October 21, 2015 at 1:14 PM

The Volkswagen emissions scandal is not the first major scandal to affect the automobile industry worldwide, nor the biggest, nor the most costly.

Over the last 35 years Chrysler, Toyota, Ford, Honda, Nissan, Mitsubishi, General Motors, Mazda, Suzuki, Subaru, and Isuzu have all had to recall cars with major safety issues, often due to the use of inferior (cheaper) parts. Many millions of cars have had to be recalled, and death or injury was the price paid by many of those car owners. So if no-one is known to have died as a direct result of VW’s scheming, what makes the scandal such a big deal?

Calculated Deception

Just that, scheming; it was a deliberate attempt by VW to hoodwink the environmental agencies of the world into believing exhaust emissions across the range of Volkswagen’s diesel vehicles were well within the emission levels laid down by respective agencies.

The deception was initially discovered by the Environmental Protection Agency (EPA) in America. The agency believed nearly 500,000 diesel models in the US were involved, including the Audi A3. However, as the extent of the fraud began to unravel, VW admitted to 11 million vehicles being involved worldwide, 8 million of them in Europe. 

How did it work

It is believed some additional programming, or new piece of software was added to the diesel engines on-board management system, which could detect when the vehicle was being tested on a rolling road. 

Although no-one’s confirming it; investigations suggest that sensors on the speedometer and steering wheel, and air pressure sensors, relay data to the management computer. The computer then recognises certain aspects of test conditions, steering wheel position, fixed engine speed, and switches to test mode, altering the engine conditions to minimise emissions. With testing completed and the vehicle back on the road, the computer switches back to road mode increasing engine performance...and exhaust emissions.

When the scam was discovered, true results showed nitrogen oxide emissions to be 40 times higher than those laid down by the EPA. 

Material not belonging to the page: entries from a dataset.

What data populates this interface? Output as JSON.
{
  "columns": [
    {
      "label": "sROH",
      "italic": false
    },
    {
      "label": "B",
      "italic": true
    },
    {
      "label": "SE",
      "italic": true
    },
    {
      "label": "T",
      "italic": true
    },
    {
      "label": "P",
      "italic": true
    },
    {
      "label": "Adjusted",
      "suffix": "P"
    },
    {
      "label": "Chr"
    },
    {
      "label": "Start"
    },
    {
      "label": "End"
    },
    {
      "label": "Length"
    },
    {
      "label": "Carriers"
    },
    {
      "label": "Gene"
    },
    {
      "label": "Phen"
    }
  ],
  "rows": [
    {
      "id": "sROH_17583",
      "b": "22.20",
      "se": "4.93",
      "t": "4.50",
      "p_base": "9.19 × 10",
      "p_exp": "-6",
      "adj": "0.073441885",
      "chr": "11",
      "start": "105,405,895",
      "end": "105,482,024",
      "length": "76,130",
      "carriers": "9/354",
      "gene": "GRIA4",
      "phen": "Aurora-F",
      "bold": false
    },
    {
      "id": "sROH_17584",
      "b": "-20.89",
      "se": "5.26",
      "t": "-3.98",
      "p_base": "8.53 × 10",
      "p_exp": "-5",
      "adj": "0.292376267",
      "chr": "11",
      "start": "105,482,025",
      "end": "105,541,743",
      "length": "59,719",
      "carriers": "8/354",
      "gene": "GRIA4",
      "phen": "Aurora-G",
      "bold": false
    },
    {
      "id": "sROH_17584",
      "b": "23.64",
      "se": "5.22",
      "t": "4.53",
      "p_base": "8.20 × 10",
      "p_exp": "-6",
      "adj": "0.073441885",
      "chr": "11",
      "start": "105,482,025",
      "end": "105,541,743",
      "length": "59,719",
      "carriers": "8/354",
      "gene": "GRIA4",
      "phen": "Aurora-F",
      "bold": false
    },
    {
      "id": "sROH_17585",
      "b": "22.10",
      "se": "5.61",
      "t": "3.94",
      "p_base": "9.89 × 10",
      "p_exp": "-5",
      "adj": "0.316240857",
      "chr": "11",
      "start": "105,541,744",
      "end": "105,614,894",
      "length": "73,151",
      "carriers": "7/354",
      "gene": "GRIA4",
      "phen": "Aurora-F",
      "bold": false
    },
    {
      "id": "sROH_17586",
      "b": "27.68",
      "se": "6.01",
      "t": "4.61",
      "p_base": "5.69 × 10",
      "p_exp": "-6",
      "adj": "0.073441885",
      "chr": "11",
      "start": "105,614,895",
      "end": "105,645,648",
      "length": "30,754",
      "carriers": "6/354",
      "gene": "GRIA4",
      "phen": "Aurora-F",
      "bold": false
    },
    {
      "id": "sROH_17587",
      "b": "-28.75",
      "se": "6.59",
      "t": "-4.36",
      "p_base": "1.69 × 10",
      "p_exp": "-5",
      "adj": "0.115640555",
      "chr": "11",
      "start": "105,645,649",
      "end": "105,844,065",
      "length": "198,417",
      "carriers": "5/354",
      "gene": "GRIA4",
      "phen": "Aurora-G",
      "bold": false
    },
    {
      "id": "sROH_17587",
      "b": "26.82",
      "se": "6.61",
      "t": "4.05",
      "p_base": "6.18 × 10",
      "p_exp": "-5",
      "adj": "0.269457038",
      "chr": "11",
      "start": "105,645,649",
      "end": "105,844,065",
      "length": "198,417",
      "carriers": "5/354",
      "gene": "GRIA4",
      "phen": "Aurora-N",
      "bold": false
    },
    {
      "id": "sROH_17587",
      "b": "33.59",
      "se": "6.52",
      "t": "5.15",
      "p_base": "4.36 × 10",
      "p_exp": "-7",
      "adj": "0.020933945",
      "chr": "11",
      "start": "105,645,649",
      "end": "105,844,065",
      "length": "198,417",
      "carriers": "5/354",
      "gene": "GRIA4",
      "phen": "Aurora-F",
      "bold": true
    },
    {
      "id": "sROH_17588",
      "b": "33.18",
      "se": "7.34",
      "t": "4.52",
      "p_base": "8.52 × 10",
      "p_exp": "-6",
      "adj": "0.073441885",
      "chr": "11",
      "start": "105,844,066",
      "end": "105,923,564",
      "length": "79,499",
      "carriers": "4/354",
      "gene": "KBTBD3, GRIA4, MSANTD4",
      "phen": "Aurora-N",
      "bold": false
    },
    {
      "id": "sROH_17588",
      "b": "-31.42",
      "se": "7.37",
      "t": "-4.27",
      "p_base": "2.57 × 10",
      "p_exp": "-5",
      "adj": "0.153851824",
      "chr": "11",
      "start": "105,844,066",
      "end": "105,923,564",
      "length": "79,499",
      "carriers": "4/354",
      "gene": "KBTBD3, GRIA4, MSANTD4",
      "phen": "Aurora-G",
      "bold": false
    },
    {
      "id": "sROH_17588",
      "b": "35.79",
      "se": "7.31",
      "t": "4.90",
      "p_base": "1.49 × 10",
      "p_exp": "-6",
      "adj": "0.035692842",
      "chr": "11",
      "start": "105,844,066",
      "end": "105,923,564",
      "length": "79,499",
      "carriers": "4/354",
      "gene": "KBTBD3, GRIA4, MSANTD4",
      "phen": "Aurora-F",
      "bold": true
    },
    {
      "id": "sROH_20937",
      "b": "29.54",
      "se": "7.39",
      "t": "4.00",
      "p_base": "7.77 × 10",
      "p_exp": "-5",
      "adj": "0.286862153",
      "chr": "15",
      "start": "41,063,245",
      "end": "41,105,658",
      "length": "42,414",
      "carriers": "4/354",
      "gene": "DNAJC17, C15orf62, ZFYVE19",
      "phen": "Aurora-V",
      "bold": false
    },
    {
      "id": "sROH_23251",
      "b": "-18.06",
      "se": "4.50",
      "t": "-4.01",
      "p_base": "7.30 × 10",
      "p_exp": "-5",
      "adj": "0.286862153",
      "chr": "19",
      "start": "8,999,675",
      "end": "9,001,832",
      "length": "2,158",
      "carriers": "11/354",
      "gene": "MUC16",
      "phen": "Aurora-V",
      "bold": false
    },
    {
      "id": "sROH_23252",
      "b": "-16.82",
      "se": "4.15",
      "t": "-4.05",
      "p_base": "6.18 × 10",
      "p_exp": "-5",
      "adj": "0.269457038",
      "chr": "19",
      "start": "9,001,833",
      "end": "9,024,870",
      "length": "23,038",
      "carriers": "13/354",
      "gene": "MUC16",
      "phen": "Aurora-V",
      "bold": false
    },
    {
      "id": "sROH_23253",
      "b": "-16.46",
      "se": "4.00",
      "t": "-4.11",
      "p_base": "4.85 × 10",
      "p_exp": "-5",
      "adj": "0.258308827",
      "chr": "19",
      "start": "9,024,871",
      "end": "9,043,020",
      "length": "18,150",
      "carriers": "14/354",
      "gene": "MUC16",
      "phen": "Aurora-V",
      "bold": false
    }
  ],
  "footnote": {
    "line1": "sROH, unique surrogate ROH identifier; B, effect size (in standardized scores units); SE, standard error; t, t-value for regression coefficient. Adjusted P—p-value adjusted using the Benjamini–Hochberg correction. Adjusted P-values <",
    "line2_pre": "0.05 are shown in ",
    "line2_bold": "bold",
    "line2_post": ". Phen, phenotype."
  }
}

Expensive times ahead for Volkswagen

VW have set aside $7.5 billion to cover the 500,000 recalled vehicles in the US. And that’s just the start. The environment agency can impart a fine of up to $37,500 for each vehicle recalled, which totals nearly $18 billion. Then there’s the possibility of being charged with criminal action – and that’s just in the US.

The Scandal Spreads

Since the US first rang the alarm bells, countries across the world have been voicing concerns. With Europe being VW’s most lucrative market for diesel cars, Italy, France, the UK, and Germany have all started their own investigations, as well as South Korea and Canada. At this time though, no-one seems to know how to approach the problem. While some countries believe it should be on a country by country basis, France’s finance minister believes there should be a Europe-wide investigation.

At the present time it is only the US and Germany who have gone as far as recalling the affected vehicles. The US has some 500,000 vehicles being recalled and Germany is quoting nearly 2.5 million. 

The UK’s Involvement

Paul Willis, the UK boss of Volkswagen has appeared before a committee of MP’s and maintains 400,000 UK Volkswagens will need to be recalled for engine management, and engine modifications. The recall is expected to begin January 2016 and could take over 12 months. 

Is Your Volkswagen Affected

It has been estimated that between 10 and 11 million VW cars and commercial vehicles worldwide are affected by the defeat device. Built between 2009 and 2015, they all use the EA 189 diesel engine. 

The easiest way to check if your vehicle is affected is look through your Volkswagen V5C documents and service log. If your car is fitted with the EA 189 diesel engine then the chances are you can expect a recall. Confirmation can be obtained from the VW UK customer care centre.